Independentemente da posição adotada, que é complexa, não podem existir dúvidas de que as empresas que operam neste setor têm de respeitar os Direitos Humanos e, por sua vez, os Estados devem garantir os respetivos cumprimento e responsabilização em caso de violação.
Alguma doutrina, como Scott J. Shackelford, socorrendo-se dos princípios orientadores das Nações Unidas sobre as Empresas e Direitos Humanos, vê na Cibersegurança um Direito Humano, que deve ser operacionalizada através da Responsabilidade Social Empresarial e com due diligence[5]. De acordo com este princípio, as empresas devem identificar, prevenir, mitigar e demonstrar como são abordados os eventuais impactos negativos nos Direitos Humanos, da sua atividade empresarial.

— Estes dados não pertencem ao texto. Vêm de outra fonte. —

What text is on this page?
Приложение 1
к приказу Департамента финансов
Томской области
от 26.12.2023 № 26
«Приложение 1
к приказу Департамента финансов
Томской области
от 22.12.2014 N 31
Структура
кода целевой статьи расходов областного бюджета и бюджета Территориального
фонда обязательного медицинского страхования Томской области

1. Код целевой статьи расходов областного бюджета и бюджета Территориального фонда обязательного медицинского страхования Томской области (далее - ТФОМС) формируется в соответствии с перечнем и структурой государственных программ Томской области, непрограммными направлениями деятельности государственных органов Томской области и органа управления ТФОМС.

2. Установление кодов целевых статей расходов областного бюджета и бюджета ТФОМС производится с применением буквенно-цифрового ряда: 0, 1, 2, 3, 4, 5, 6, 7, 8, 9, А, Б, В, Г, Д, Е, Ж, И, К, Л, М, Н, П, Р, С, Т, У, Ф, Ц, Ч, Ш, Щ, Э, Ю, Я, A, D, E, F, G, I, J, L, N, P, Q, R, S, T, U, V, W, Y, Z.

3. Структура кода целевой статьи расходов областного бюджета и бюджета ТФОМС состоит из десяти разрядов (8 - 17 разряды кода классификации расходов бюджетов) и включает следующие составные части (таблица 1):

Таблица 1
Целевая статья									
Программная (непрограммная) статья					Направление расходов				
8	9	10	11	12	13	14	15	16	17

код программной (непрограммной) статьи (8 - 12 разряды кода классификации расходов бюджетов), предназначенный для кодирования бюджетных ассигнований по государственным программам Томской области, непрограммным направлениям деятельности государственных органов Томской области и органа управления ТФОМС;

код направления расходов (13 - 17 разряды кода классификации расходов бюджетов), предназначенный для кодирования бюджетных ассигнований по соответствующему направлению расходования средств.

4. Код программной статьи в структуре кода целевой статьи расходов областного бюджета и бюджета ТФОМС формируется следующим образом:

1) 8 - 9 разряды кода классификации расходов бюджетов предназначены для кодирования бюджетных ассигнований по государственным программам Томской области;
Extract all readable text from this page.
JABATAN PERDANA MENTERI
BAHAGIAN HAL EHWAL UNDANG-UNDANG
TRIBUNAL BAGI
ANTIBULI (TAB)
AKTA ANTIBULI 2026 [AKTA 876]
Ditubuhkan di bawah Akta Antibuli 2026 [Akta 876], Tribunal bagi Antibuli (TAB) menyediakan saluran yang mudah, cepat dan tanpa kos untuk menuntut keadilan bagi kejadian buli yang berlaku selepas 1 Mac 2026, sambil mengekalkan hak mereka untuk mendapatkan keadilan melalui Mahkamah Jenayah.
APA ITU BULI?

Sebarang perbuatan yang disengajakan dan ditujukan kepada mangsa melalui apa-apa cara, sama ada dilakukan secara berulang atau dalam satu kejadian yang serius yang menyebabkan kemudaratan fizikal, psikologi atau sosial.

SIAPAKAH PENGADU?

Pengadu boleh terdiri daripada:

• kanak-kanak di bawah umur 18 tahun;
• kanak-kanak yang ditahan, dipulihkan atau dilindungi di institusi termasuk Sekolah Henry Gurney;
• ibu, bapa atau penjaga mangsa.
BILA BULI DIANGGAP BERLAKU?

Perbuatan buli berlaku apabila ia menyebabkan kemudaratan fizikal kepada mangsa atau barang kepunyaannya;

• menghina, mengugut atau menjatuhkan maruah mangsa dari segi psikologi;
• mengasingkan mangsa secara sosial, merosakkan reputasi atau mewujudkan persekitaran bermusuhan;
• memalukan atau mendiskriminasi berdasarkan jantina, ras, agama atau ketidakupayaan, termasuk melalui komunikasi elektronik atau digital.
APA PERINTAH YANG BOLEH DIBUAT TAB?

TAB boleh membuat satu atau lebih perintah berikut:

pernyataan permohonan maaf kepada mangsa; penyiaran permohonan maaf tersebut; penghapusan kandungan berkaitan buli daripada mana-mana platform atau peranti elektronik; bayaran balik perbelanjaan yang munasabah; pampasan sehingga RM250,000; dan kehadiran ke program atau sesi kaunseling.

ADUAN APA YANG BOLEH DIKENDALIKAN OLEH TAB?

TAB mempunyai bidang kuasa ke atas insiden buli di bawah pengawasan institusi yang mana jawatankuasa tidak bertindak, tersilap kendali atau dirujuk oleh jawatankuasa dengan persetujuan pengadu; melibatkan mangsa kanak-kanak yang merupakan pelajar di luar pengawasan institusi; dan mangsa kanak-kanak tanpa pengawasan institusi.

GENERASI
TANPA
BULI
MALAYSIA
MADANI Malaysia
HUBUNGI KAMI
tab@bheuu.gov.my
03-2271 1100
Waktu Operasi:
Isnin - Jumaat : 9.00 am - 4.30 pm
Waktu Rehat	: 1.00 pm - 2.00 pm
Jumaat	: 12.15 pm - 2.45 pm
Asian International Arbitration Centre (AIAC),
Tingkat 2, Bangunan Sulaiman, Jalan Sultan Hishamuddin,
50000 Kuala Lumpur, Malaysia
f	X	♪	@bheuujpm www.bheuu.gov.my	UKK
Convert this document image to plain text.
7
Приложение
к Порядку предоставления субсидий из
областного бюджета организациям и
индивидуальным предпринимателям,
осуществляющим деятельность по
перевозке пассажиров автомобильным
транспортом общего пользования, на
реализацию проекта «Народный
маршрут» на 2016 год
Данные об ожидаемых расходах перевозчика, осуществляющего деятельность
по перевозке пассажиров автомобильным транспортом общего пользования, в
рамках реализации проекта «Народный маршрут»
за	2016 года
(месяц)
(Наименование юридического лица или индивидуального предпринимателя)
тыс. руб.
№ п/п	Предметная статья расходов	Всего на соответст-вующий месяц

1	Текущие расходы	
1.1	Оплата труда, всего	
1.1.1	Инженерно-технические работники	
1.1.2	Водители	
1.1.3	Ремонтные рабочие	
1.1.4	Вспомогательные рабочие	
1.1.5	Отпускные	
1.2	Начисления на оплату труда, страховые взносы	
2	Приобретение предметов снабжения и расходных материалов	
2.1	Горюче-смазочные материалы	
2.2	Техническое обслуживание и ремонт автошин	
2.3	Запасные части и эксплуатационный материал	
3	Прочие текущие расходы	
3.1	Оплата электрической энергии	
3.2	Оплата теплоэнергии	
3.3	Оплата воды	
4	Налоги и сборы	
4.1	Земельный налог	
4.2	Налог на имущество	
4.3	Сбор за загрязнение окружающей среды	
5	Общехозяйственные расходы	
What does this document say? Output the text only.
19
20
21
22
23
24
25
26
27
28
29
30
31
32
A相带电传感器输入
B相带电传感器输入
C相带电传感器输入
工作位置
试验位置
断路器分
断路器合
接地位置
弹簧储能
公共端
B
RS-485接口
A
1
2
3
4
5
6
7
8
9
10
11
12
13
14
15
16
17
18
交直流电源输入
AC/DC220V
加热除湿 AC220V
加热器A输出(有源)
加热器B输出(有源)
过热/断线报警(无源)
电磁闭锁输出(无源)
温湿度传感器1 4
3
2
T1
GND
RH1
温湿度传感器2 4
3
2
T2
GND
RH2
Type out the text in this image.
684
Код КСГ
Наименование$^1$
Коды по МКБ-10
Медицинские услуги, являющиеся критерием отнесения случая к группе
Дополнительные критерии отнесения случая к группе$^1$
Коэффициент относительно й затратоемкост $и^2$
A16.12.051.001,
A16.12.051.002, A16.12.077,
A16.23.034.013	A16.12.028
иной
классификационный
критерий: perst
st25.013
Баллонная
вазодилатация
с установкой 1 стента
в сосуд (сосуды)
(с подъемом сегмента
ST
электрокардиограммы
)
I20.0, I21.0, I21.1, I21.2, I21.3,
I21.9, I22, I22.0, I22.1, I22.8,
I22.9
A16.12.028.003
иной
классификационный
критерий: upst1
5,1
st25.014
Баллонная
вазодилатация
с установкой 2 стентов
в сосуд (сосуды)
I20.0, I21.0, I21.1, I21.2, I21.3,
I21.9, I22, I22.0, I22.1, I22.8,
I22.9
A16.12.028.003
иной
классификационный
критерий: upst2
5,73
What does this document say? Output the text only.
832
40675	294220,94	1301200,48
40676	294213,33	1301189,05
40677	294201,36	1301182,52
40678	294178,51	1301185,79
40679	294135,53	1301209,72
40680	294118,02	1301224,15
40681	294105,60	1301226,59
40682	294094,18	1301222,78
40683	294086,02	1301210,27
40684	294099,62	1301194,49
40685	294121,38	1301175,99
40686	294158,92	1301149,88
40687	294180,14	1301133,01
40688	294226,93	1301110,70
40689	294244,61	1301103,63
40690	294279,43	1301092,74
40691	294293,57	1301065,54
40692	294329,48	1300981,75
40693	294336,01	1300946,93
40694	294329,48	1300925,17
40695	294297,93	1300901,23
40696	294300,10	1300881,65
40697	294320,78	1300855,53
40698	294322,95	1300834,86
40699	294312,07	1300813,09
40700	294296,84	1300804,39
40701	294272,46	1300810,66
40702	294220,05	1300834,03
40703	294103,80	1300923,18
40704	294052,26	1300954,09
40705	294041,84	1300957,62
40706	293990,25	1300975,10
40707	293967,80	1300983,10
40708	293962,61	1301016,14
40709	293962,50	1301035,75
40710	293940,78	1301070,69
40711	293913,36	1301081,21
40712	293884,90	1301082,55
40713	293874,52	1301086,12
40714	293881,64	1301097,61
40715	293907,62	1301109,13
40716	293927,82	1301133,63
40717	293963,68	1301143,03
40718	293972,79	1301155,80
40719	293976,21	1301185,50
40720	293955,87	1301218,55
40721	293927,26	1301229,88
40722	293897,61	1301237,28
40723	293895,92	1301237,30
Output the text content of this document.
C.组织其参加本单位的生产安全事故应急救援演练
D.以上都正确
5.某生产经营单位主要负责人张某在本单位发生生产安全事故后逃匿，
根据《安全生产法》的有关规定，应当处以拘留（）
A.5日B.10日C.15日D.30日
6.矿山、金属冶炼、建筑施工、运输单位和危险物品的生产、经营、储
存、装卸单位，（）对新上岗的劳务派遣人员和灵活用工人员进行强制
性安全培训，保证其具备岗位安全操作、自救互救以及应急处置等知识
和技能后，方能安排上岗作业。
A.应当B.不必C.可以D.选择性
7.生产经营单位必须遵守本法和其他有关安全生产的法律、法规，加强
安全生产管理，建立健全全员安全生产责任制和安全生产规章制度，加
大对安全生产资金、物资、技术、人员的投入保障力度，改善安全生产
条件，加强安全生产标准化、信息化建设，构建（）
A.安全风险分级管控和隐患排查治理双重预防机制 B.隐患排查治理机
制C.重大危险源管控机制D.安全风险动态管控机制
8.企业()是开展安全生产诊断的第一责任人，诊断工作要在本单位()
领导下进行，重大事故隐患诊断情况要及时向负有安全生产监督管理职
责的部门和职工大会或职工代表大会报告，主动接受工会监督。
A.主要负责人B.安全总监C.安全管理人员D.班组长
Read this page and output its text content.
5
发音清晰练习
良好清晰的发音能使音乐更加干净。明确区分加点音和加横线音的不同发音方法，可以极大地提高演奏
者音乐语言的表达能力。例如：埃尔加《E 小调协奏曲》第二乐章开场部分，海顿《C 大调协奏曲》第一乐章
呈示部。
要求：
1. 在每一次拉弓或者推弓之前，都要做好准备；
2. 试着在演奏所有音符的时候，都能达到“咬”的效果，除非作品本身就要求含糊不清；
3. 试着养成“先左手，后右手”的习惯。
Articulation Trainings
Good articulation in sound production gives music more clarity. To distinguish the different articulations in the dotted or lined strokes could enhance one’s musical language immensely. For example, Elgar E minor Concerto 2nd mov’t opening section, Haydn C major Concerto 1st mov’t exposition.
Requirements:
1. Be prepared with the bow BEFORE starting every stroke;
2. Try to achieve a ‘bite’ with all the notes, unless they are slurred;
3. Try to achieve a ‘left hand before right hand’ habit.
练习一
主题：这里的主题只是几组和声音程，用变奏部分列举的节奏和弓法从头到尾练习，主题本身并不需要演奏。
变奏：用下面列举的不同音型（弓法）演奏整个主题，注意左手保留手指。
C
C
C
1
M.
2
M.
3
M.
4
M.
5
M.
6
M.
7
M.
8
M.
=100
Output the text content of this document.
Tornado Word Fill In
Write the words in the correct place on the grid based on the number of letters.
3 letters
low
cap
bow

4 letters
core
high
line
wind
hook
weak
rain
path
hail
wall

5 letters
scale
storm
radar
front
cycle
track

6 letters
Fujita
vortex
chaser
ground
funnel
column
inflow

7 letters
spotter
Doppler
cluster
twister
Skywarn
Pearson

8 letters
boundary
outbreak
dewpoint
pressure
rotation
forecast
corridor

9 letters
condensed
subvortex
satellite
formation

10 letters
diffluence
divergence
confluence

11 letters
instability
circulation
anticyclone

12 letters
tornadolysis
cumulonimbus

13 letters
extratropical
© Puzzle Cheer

Parece-nos, com efeito, um início de caminho, por várias ordens de razões. Contudo, a mais importante prende-se com os efeitos dos ciberataques nas infraestruturas críticas, serviços essenciais e digitais, por comprometerem o funcionamento da sociedade e o Estado. Quem deseja ficar, por exemplo, ainda que temporariamente, sem serviços de saúde, de energia, de água e de acesso à Internet? Por se tratarem, ainda, de serviços vitais para a Sociedade, anteriormente prestados, na sua maioria, pelo Estado, as obrigações decorrentes para as empresas são, também, mais exigentes. Elas vão para além do mero respeito pelos Direitos Humanos, passando, por isso, a abranger a própria concretização daqueles Direitos devido às particularidades da própria atividade empresarial despendida.
A própria natureza a-territorial, ubíqua e anónima do ciberespaço requer, ainda, cautelas acrescidas para as empresas. Isto porque, uma vez perpetrado um ciberataque, a sua disseminação pelas redes e pelos sistemas de informação pode ser difícil de conter. Por fim, não podem ser descurados os diferentes prejuízos em que podem incorrer as empresas, tais como os danos nos sistemas e/ou a sua interrupção temporária e que impedem cumprimento das obrigações junto aos Clientes e terceiros; as perdas de informação; os danos de imagem (reputação); e, no caso do ransomware, o pagamento do resgate usualmente por criptomoedas[6].
[1] Ottis, Rian, Analysis of the 2007 Cyber Attacks Against Estonia from the Information Warfare Perspective, Cooperative Cyber Defence Centre of Excellence, sem data, Tallin https://ccdcoe.org/uploads/2018/10/Ottis2008_AnalysisOf2007FromTheInformationWarfarePerspective.pdf, acedido em 13.01.2022.
[2] Relatório apresentado pelo Relator Njall Trausti Fridbertsson à Assembleia Parlamentar da NATO, intitulado por Technological Innovation for Future Warfare, 025 STCTTS 22 E ver.1 fin, novembro de 2022, NATO.
[3] ENISA é a Agência Europeia da UE para a Cibersegurança e o Relatório é o ENISA Threat Landscape 2022, novembro 2022, ENISA.
[4] Para maiores desenvolvimentos, Alexandrino, José Melo, Dez breves apontamentos sobre a Carta Portuguesa de Direitos Humanos na Era Digital, 2021, Instituto de Ciências Jurídico Políticas e Centro de Investigação de Direito Público da Faculdade de Direito de Lisboa.
[5] Shackelford, Scott J., Should Cybersecurity Be a Human Right? Exploring the ‘Shared Responsibility’ of Cyber Peace (July 19, 2017). Stanford Journal of International Law No. 2019, Kelley School of Business Research Paper No. 17-55, disponível em SSRN: https://ssrn.com/abstract=3005062 or http://dx.doi.org/10.2139/ssrn.3005062, acedido em 13.01.2022.
[6] CNCS, Relatório Cibersegurança em Portugal, Economia, maio 2022, CNCS.